Opportunity remains in good health, but NASA lost radio contact with Spirit some 14 months ago. Ground control teams had hoped that, as the Martian spring advanced to Spirit's location, the rover would be able to recharge its solar power arrays and radio home.

"We no longer believe there is a realistic probability of hearing from Spirit," NASA said in a statement, adding that it would make one last attempt on Wednesday to make radio contact with the rover.

NASA gives up on Mars rover Spirit recovery

NASA says critical components on the rover probably failed from extremely cold temperatures during the past Mars winter.
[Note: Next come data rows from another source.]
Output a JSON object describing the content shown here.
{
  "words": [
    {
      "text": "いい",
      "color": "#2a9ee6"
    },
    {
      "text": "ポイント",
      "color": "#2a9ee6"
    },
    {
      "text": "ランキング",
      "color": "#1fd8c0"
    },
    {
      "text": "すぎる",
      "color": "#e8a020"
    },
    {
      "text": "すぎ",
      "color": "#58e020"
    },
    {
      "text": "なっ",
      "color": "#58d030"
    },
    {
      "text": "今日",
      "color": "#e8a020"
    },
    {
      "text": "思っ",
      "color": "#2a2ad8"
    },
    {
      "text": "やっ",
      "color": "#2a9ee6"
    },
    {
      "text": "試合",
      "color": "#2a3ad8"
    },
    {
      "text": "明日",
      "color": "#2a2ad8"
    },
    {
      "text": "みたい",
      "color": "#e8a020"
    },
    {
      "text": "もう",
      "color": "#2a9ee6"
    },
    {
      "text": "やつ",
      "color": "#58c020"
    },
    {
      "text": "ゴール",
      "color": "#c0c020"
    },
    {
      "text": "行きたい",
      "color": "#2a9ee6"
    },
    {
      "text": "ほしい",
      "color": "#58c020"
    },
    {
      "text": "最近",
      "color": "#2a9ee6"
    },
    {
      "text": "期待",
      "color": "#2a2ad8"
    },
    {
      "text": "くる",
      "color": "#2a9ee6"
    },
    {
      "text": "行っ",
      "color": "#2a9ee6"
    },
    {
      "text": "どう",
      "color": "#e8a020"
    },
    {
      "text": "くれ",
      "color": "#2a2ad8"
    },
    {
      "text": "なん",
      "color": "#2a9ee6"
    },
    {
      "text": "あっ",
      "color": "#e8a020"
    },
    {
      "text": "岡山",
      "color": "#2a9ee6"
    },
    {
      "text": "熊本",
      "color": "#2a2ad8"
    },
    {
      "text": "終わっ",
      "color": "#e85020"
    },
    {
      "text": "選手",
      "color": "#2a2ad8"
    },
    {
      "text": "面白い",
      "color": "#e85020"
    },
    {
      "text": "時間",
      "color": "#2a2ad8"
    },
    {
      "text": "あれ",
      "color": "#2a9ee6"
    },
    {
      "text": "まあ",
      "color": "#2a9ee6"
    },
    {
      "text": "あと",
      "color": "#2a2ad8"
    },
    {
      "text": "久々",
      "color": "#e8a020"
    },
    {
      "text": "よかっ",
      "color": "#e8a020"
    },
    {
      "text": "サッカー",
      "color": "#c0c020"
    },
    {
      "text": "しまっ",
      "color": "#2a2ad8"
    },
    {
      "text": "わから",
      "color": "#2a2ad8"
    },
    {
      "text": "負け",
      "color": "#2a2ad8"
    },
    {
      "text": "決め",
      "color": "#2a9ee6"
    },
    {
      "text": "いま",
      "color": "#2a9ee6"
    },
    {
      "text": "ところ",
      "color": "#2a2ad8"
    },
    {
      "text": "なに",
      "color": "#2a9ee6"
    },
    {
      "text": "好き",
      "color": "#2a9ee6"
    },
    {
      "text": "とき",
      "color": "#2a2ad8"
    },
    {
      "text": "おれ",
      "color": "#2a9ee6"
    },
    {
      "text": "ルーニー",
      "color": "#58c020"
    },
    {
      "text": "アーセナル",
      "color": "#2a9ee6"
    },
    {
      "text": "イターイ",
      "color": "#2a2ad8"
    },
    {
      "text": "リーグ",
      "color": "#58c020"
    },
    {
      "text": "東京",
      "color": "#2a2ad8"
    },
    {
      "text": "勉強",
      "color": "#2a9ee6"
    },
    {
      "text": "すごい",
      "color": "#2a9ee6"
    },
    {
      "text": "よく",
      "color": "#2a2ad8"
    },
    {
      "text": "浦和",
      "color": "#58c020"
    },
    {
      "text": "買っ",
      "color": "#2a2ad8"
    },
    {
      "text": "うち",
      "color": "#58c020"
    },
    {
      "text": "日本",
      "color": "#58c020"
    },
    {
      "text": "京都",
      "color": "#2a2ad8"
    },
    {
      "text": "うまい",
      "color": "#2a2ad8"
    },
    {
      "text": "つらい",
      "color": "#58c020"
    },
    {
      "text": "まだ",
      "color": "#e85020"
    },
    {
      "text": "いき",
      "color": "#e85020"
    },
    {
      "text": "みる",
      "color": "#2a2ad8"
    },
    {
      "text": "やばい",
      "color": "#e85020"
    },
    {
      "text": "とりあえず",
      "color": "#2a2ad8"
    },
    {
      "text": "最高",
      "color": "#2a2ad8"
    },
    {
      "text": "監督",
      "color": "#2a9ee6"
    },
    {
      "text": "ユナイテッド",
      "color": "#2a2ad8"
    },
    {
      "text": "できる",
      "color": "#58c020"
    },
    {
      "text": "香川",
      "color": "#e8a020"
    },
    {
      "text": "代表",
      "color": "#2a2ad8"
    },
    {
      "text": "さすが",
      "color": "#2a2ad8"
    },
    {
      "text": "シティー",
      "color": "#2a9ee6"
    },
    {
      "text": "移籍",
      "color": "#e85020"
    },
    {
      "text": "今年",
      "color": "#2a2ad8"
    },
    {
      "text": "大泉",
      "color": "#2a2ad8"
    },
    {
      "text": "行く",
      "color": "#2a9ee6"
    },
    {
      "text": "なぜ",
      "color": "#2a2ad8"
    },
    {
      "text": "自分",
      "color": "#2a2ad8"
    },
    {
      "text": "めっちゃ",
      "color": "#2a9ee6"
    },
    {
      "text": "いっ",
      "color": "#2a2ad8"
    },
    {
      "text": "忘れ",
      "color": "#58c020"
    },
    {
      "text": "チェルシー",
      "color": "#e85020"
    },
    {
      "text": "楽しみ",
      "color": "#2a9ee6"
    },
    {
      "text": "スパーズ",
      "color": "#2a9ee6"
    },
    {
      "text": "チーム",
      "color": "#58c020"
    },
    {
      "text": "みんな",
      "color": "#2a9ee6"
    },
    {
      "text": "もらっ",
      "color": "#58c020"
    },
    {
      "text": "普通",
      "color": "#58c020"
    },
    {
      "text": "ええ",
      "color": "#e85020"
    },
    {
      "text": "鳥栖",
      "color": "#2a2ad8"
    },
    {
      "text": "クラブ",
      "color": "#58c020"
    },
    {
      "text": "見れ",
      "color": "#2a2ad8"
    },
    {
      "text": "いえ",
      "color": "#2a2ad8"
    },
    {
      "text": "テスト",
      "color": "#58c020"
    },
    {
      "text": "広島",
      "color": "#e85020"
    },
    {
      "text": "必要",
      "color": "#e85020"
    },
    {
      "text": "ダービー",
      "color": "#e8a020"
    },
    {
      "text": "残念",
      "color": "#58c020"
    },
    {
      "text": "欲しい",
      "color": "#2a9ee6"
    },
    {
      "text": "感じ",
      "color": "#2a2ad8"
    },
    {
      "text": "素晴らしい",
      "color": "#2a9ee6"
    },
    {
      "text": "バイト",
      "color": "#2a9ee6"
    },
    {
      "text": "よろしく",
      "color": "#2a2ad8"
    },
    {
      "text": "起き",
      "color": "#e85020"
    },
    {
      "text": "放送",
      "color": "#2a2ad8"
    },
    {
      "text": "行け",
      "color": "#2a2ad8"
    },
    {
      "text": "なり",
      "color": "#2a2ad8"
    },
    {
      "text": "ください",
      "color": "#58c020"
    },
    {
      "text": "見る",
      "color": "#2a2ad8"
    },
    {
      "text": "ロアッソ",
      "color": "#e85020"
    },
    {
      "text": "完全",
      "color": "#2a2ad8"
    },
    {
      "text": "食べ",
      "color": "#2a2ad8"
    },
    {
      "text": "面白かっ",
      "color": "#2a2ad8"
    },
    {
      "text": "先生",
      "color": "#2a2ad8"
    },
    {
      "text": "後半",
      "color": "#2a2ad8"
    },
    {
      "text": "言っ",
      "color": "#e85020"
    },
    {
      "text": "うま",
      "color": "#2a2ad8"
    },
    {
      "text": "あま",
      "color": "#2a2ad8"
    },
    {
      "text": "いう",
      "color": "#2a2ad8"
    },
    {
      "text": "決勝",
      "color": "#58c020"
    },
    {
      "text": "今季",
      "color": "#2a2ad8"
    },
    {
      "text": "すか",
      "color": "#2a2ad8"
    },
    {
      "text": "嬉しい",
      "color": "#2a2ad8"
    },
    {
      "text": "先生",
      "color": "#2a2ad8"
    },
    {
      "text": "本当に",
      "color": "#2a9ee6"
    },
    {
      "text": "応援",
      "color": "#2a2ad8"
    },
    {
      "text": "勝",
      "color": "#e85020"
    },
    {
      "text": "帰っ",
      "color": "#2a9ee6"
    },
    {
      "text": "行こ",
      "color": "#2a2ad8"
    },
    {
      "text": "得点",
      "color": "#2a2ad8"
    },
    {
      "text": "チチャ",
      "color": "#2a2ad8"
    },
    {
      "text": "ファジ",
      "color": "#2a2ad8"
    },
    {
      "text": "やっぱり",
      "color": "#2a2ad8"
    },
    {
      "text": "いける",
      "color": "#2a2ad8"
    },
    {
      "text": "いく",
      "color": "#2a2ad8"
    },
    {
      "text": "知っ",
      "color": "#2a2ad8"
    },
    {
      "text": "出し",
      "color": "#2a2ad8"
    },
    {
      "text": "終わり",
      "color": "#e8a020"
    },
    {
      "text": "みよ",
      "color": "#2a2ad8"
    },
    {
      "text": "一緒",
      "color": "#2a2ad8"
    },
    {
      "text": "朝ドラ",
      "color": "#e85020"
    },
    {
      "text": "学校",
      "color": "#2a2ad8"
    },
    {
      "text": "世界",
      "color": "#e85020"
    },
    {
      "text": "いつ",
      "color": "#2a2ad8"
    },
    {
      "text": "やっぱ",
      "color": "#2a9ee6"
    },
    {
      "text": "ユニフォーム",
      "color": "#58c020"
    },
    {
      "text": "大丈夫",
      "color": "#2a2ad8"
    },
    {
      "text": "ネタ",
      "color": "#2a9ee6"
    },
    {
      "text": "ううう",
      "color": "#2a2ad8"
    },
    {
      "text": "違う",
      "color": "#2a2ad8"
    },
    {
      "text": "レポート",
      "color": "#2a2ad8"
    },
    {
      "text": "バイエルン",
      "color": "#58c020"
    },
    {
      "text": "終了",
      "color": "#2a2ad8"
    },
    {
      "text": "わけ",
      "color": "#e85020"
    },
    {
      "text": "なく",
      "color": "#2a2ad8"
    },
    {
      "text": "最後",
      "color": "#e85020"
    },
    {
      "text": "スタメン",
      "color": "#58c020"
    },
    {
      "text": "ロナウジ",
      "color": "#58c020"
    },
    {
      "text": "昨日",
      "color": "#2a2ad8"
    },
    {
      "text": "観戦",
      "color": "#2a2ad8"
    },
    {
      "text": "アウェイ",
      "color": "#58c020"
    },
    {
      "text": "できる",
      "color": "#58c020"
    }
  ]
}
The rover explored a region known as Gustav Crater.

The ambitious follow-up mission slated for November will tackle a thornier question about the Martian environment by attempting to determine if the planet has or ever had the chemistry to support life.

Part of the spacecraft's launch preparations were put on hold, however, after the crane accident. The mishap on Friday involved part of the protective aeroshell cover for the $2 billion Mars Science Laboratory.

The rover must be launched between November 25 and December 18 when Earth and Mars are optimally aligned for the nine-month journey to Mars or face a two-year delay.

During a practice run on Friday to attach the two sections of the 15-foot (4.6-metre) diameter aeroshell, a crane operator from NASA's Jet Propulsion Laboratory in Pasadena, California, accidentally hit the wrong button and lifted the dome-shaped backshell while it was attached to a table weighing approximately 2,000 pounds (907 kg), project manager Richard Cook told Reuters.

"The lift engineer says 'Go down,' and the crane operator says 'Going down' and unfortunately, in this particular case, pushed the other button and so the crane went up rather than down," Cook said.

"The backshell was lifted up a little bit and because the table that it sits on was attached to it still, it also lifted the table up."

The attachment points to the table are not the same ones that will be used to clamp together the actual flight hardware, but NASA was concerned lifting the extra weight, even for a few seconds, could have weakened the backshell's structure.

"We've been doing stress analysis for the last couple of days. Essentially the initial results of that look like we basically are OK," Cook said.

There are concerns, however, about processing procedures and NASA has halted the rover's crane operations while a review is under way. The hiatus is not expected to impact the launch date, Cook said.

The aeroshell, built by Lockheed Martin, and the rover's cruise stage arrived at the Kennedy Space Center in Florida on May 12. The rover, currently at Jet Propulsion Laboratory in California, is due to arrive in June.